J Plast Reconstr Aesthet Surg. 2006;59(5):451-9. doi: 10.1016/j.bjps.2005.10.007. Epub 2006 Feb 2.
Although ring avulsion injuries are not common, when they do occur their management is still a challenging problem in reconstructive surgery. In this report, we present our microsurgical experiences with Kay's class III and IV ring avulsion injuries. A total of six patients with ring avulsion injuries were operated on between 2000 and 2004. Three patients were in class III with inadequacy of both arterial and venous circulation, and the remaining three were in class IV. The study consisted of four male and two female patients whose ages ranged from 23 to 43 (mean age 32). Average ischaemic time was 2.2 h (range 1-4 h). The ring finger was involved in all cases and microsurgical repair was performed using axillary block anaesthesia. The bone was detached at the level of the distal interphalangeal joint and soft tissues at the proximal phalanx level with the preserved proximal interphalangeal joint and flexor digitorum superficialis tendon in all cases. Because the zone of injury is more extensive, we debrided the avulsed digital artery over a long distance, and used long interpositional vein grafts radically in all patients.

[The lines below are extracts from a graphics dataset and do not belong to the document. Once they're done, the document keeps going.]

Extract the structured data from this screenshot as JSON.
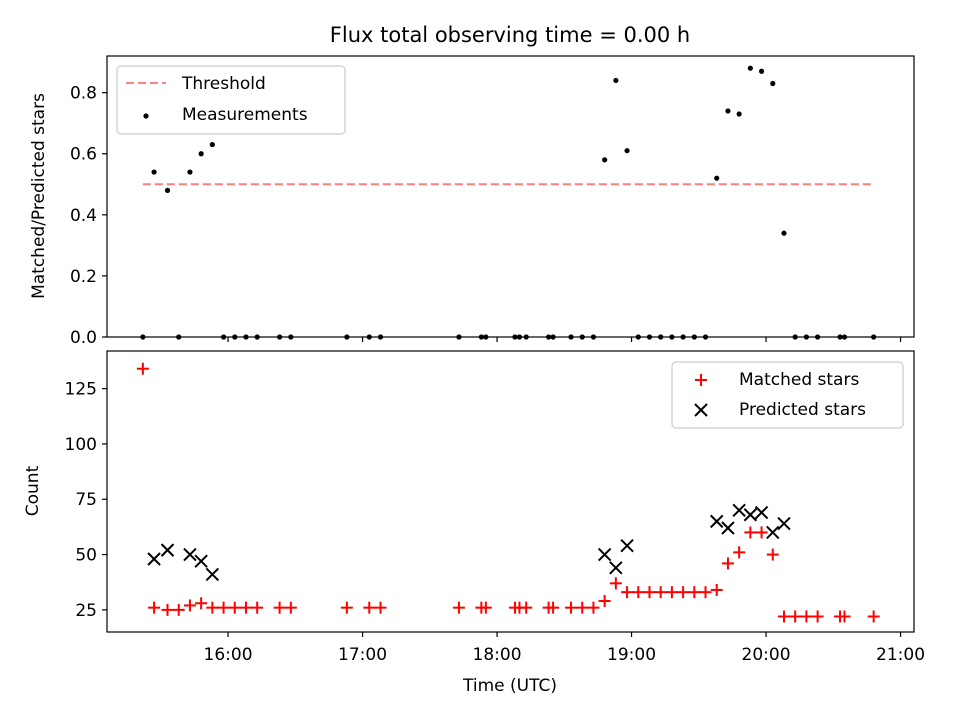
{
  "chart_data": [
    {
      "type": "scatter",
      "title": "Flux total observing time = 0.00 h",
      "xlabel": "",
      "ylabel": "Matched/Predicted stars",
      "xlim": [
        "15:06",
        "21:06"
      ],
      "ylim": [
        0,
        0.92
      ],
      "yticks": [
        0.0,
        0.2,
        0.4,
        0.6,
        0.8
      ],
      "ytick_labels": [
        "0.0",
        "0.2",
        "0.4",
        "0.6",
        "0.8"
      ],
      "grid": false,
      "legend_position": "top-left",
      "series": [
        {
          "name": "Threshold",
          "kind": "line",
          "style": "dashed",
          "color": "#ff7f7f",
          "x": [
            "15:22",
            "20:48"
          ],
          "y": [
            0.5,
            0.5
          ]
        },
        {
          "name": "Measurements",
          "kind": "scatter",
          "marker": "dot",
          "color": "#000000",
          "x": [
            "15:22",
            "15:27",
            "15:33",
            "15:38",
            "15:43",
            "15:48",
            "15:53",
            "15:58",
            "16:03",
            "16:08",
            "16:13",
            "16:23",
            "16:28",
            "16:53",
            "17:03",
            "17:08",
            "17:43",
            "17:53",
            "17:55",
            "18:08",
            "18:10",
            "18:13",
            "18:23",
            "18:25",
            "18:33",
            "18:38",
            "18:43",
            "18:48",
            "18:53",
            "18:58",
            "19:03",
            "19:08",
            "19:13",
            "19:18",
            "19:23",
            "19:28",
            "19:33",
            "19:38",
            "19:43",
            "19:48",
            "19:53",
            "19:58",
            "20:03",
            "20:08",
            "20:13",
            "20:18",
            "20:23",
            "20:33",
            "20:35",
            "20:48"
          ],
          "y": [
            0,
            0.54,
            0.48,
            0,
            0.54,
            0.6,
            0.63,
            0,
            0,
            0,
            0,
            0,
            0,
            0,
            0,
            0,
            0,
            0,
            0,
            0,
            0,
            0,
            0,
            0,
            0,
            0,
            0,
            0.58,
            0.84,
            0.61,
            0,
            0,
            0,
            0,
            0,
            0,
            0,
            0.52,
            0.74,
            0.73,
            0.88,
            0.87,
            0.83,
            0.34,
            0,
            0,
            0,
            0,
            0,
            0
          ]
        }
      ]
    },
    {
      "type": "scatter",
      "title": "",
      "xlabel": "Time (UTC)",
      "ylabel": "Count",
      "xlim": [
        "15:06",
        "21:06"
      ],
      "ylim": [
        15,
        142
      ],
      "xticks": [
        "16:00",
        "17:00",
        "18:00",
        "19:00",
        "20:00",
        "21:00"
      ],
      "yticks": [
        25,
        50,
        75,
        100,
        125
      ],
      "grid": false,
      "legend_position": "top-right",
      "series": [
        {
          "name": "Matched stars",
          "kind": "scatter",
          "marker": "plus",
          "color": "#ff0000",
          "x": [
            "15:22",
            "15:27",
            "15:33",
            "15:38",
            "15:43",
            "15:48",
            "15:53",
            "15:58",
            "16:03",
            "16:08",
            "16:13",
            "16:23",
            "16:28",
            "16:53",
            "17:03",
            "17:08",
            "17:43",
            "17:53",
            "17:55",
            "18:08",
            "18:10",
            "18:13",
            "18:23",
            "18:25",
            "18:33",
            "18:38",
            "18:43",
            "18:48",
            "18:53",
            "18:58",
            "19:03",
            "19:08",
            "19:13",
            "19:18",
            "19:23",
            "19:28",
            "19:33",
            "19:38",
            "19:43",
            "19:48",
            "19:53",
            "19:58",
            "20:03",
            "20:08",
            "20:13",
            "20:18",
            "20:23",
            "20:33",
            "20:35",
            "20:48"
          ],
          "y": [
            134,
            26,
            25,
            25,
            27,
            28,
            26,
            26,
            26,
            26,
            26,
            26,
            26,
            26,
            26,
            26,
            26,
            26,
            26,
            26,
            26,
            26,
            26,
            26,
            26,
            26,
            26,
            29,
            37,
            33,
            33,
            33,
            33,
            33,
            33,
            33,
            33,
            34,
            46,
            51,
            60,
            60,
            50,
            22,
            22,
            22,
            22,
            22,
            22,
            22
          ]
        },
        {
          "name": "Predicted stars",
          "kind": "scatter",
          "marker": "x",
          "color": "#000000",
          "x": [
            "15:27",
            "15:33",
            "15:43",
            "15:48",
            "15:53",
            "18:48",
            "18:53",
            "18:58",
            "19:38",
            "19:43",
            "19:48",
            "19:53",
            "19:58",
            "20:03",
            "20:08"
          ],
          "y": [
            48,
            52,
            50,
            47,
            41,
            50,
            44,
            54,
            65,
            62,
            70,
            68,
            69,
            60,
            64
          ]
        }
      ]
    }
  ]
}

Venous drainage was accomplished by performing at least two vein anastomoses using vein grafts when necessary. Both digital nerves were repaired primarily after debridement. Results indicated that microsurgical repair had a success rate of 100%. The authors conclude that microsurgical reconstruction of ring avulsion injuries with intact proximal interphalangeal joint and flexor digitorum superficialis tendon yields superior results, both functionally and aesthetically, even in complete amputation.
尽管环形撕脱伤并不常见,但一旦发生,其治疗仍是重建外科中一个具有挑战性的问题。在本报告中,我们介绍了我们处理凯氏III级和IV级环形撕脱伤的显微外科经验。2000年至2004年间,共有6例环形撕脱伤患者接受了手术。3例为III级,动静脉循环均不足,其余3例为IV级。该研究包括4名男性和2名女性患者,年龄在23至43岁之间(平均年龄32岁)。平均缺血时间为2.2小时(范围1 - 4小时)。所有病例均累及无名指,采用腋路阻滞麻醉进行显微外科修复。所有病例中,均在远侧指间关节水平离断骨骼,在近节指骨水平离断软组织,保留近侧指间关节和指浅屈肌腱。由于损伤区域更为广泛,我们对撕脱的指动脉进行了长距离清创,并对所有患者均彻底使用了长段静脉移植。必要时,通过使用静脉移植至少进行两个静脉吻合来完成静脉引流。清创后,对两条指神经均进行了一期修复。结果表明,显微外科修复的成功率为100%。作者得出结论,即使在完全离断的情况下,对保留了近侧指间关节和指浅屈肌腱的环形撕脱伤进行显微外科重建,在功能和美观方面均能产生优异的效果。